El manejo de crisis en la política sirve para controlar situaciones excepcionales que representan riesgos para un candidato.

Con esta tarea se identifican posibles escenarios adversos para planificar los mensajes, definir los procedimientos y diseñar las herramientas de comunicación que sean necesarios.

Después de medir la magnitud del problema, en toda crisis es necesario identificar si la reacción debe ser difundida en pocas horas o puede esperar más adelante. Para esto, hay que contar con herramientas como comunicados de prensa, discursos y mensajes asertivos para redes sociales o medios tradicionales.

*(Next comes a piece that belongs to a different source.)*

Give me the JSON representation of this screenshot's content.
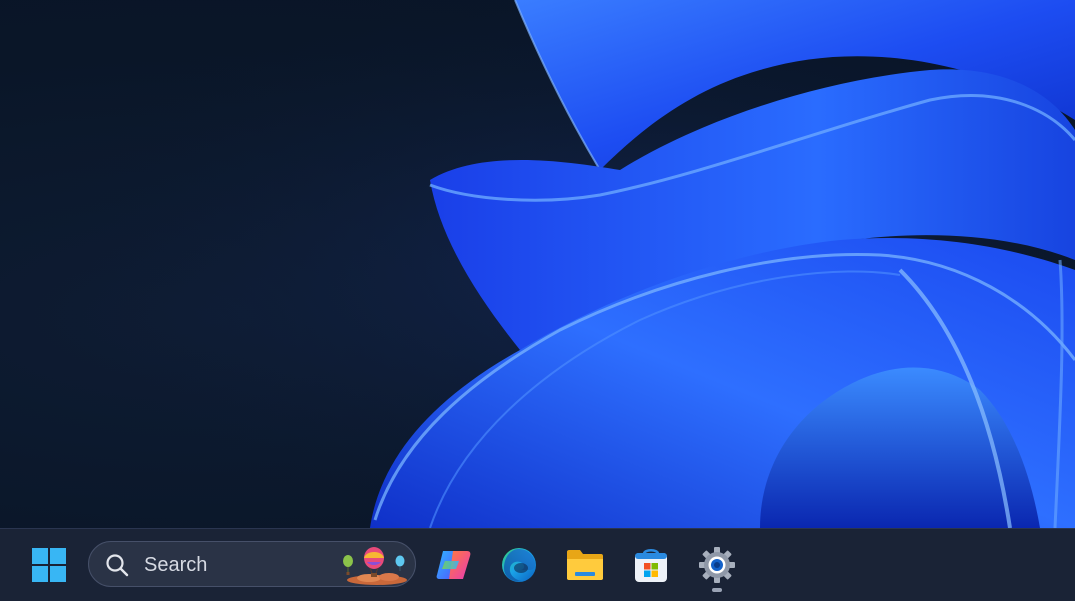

La clave para un buen manejo de crisis es identificar si están en juego el daño a la reputación, a la confianza de los electores y a la ética e integridad de una oferta electoral.

La eficiencia del manejo de una crisis política recae en la precisión y efectividad del bloqueo de la fuente de crisis, la preparación de posturas estratégicas que respondan a los públicos afectados y las tácticas emocionales de recuperación.

Cuando surge una crisis, el político necesitará un equipo de asesores que construyan el discurso que le ayudará a atender la situación que tiene enfrente, de forma que minimicen los daños a su imagen y su credibilidad.

Para resolver la crisis, un candidato político debe ser capaz de comunicar de forma empática, directa y honesta para mantener la confianza que los electores han depositado en él a través de su reputación. Lo más importante es que sea transparente, siempre diga la verdad y cuente con un protocolo de manejo de crisis.